Review: The Corn Maiden by Joyce Carol Oates

The Corn Maiden and Other NightmaresThe Corn Maiden and Other Nightmares by Joyce Carol Oates
My rating: 4 of 5 stars

I picked up this volume on a whim and fell in love. It’s been years, well to be honest, decades since I first read Joyce Carol Oates’ stories. They were assigned in college, as I recall, and perhaps for that reason, I didn’t click with them. I was aware that her interests had become more gothic, more horrific over the years. Similarly, I realized in my middle age that it was OK to read beyond the prim and proper confines of literary fiction, that my soul was not in danger if I strayed toward more lurid tales of genre literature, that is stories where something actually happens. So I was prepped but not prepared to encounter these “nightmares.” Her language is acute, her perspective unflinching. These are stories where bad stuff happens and the narrative does not fade to black or turn away when it does.
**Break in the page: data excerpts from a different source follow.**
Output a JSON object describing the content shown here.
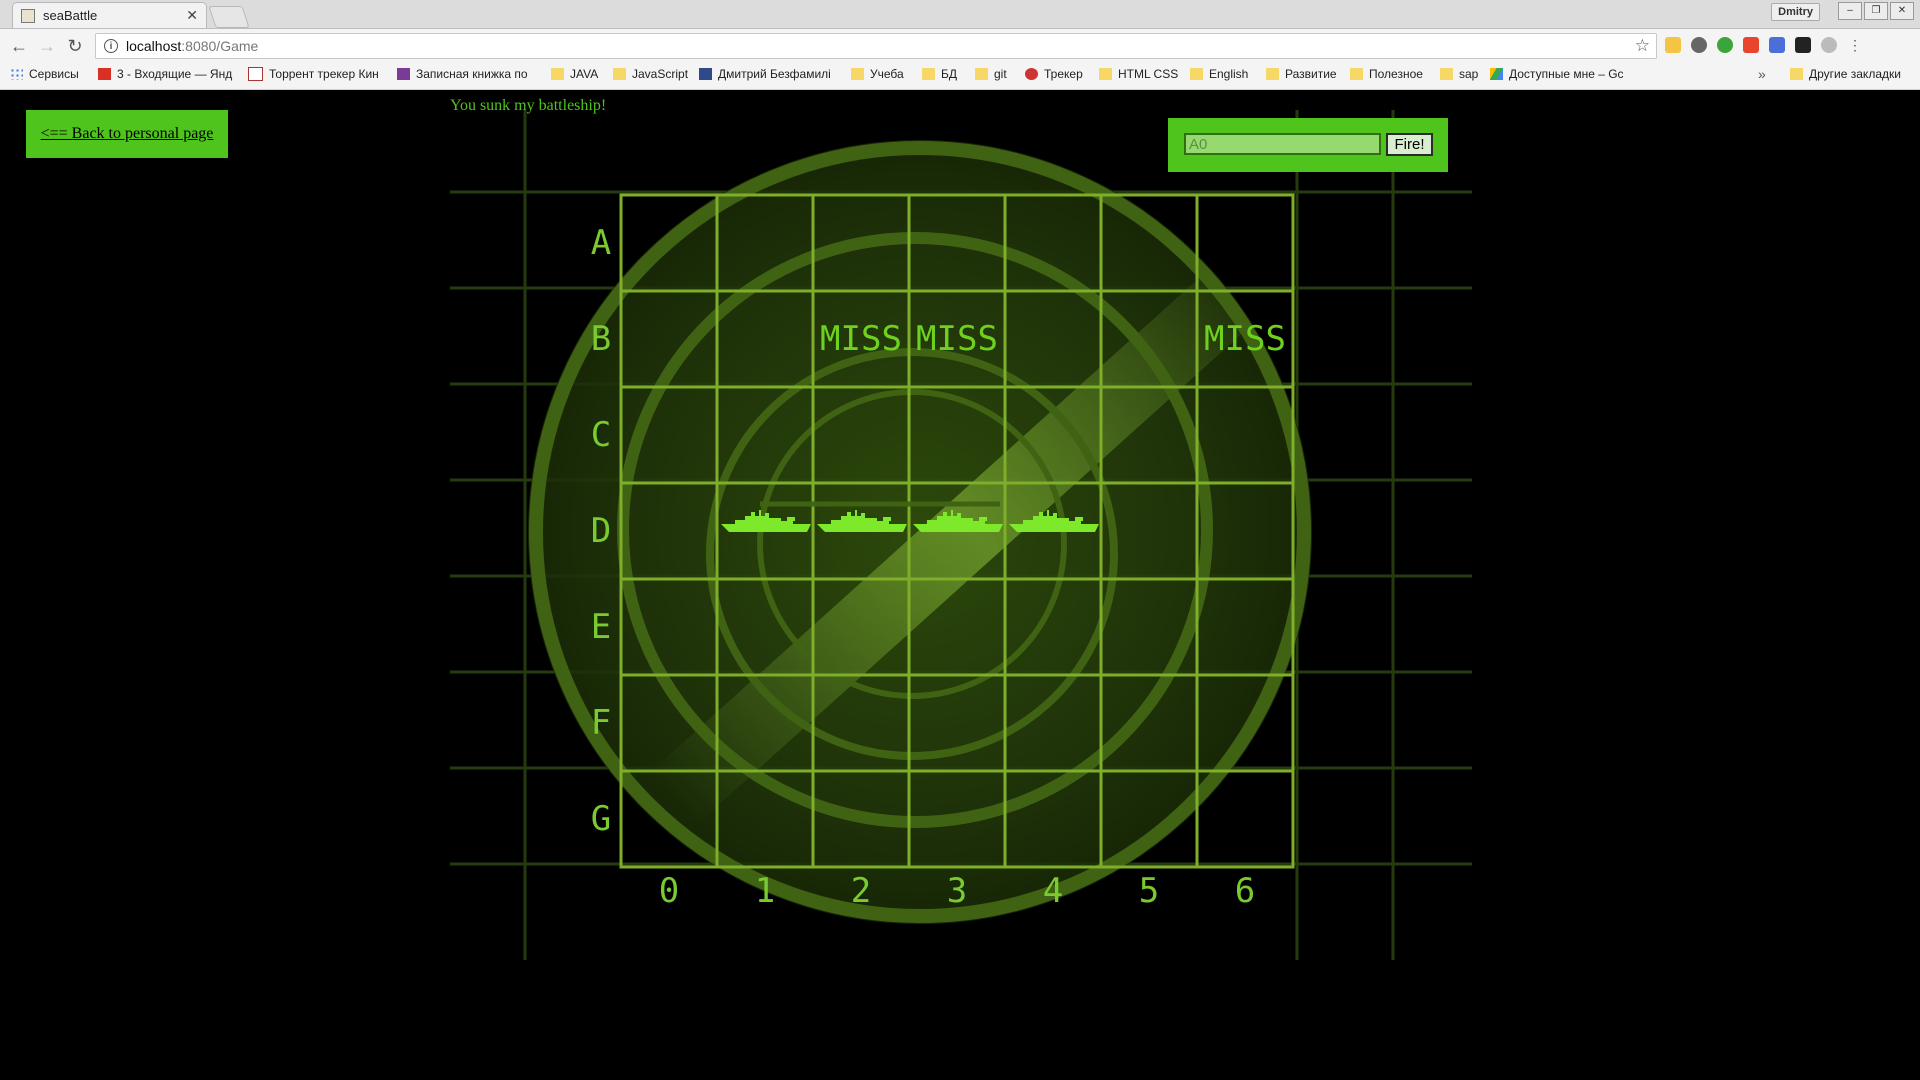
{
  "browser": {
    "tab_title": "seaBattle",
    "tab_close": "✕",
    "profile": "Dmitry",
    "url_host": "localhost",
    "url_rest": ":8080/Game",
    "bookmarks": [
      "Сервисы",
      "3 - Входящие — Янд",
      "Торрент трекер Кин",
      "Записная книжка по",
      "JAVA",
      "JavaScript",
      "Дмитрий Безфамилі",
      "Учеба",
      "БД",
      "git",
      "Трекер",
      "HTML CSS",
      "English",
      "Развитие",
      "Полезное",
      "sap",
      "Доступные мне – Gc"
    ],
    "other_bookmarks": "Другие закладки",
    "more": "»"
  },
  "page": {
    "back_link": "<== Back to personal page",
    "status_message": "You sunk my battleship!",
    "shot_placeholder": "A0",
    "fire_label": "Fire!"
  },
  "board": {
    "row_labels": [
      "A",
      "B",
      "C",
      "D",
      "E",
      "F",
      "G"
    ],
    "col_labels": [
      "0",
      "1",
      "2",
      "3",
      "4",
      "5",
      "6"
    ],
    "misses": [
      {
        "row": 1,
        "col": 2,
        "label": "MISS"
      },
      {
        "row": 1,
        "col": 3,
        "label": "MISS"
      },
      {
        "row": 1,
        "col": 6,
        "label": "MISS"
      }
    ],
    "sunk_ship": {
      "row": 3,
      "cols": [
        1,
        2,
        3,
        4
      ]
    }
  },
  "colors": {
    "accent": "#4fc41d",
    "grid": "#7fae2a",
    "ship": "#7ee82a",
    "radar": "#3d5f12"
  }
}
Yet not only bad things happen. I hesitate to use the belabored term “redemption” but dammit a kind of redemption occurs, for instance, after the bleak horrors of the title novella. There are touches of grace in the other tales too, sometimes very light. And let me also praise the fact that these are stories, not the easier to sell commercial novels so prevalent. The selection let me live a half dozen lives in the course of this volume, perhaps not lives I would choose for myself but then, do we always get to choose our lives? Tonight, I stopped at the library and discovered two and a half full shelves devoted to the works of Joyce Carol Oates, many of which are story collections. My new found love affair need not end soon.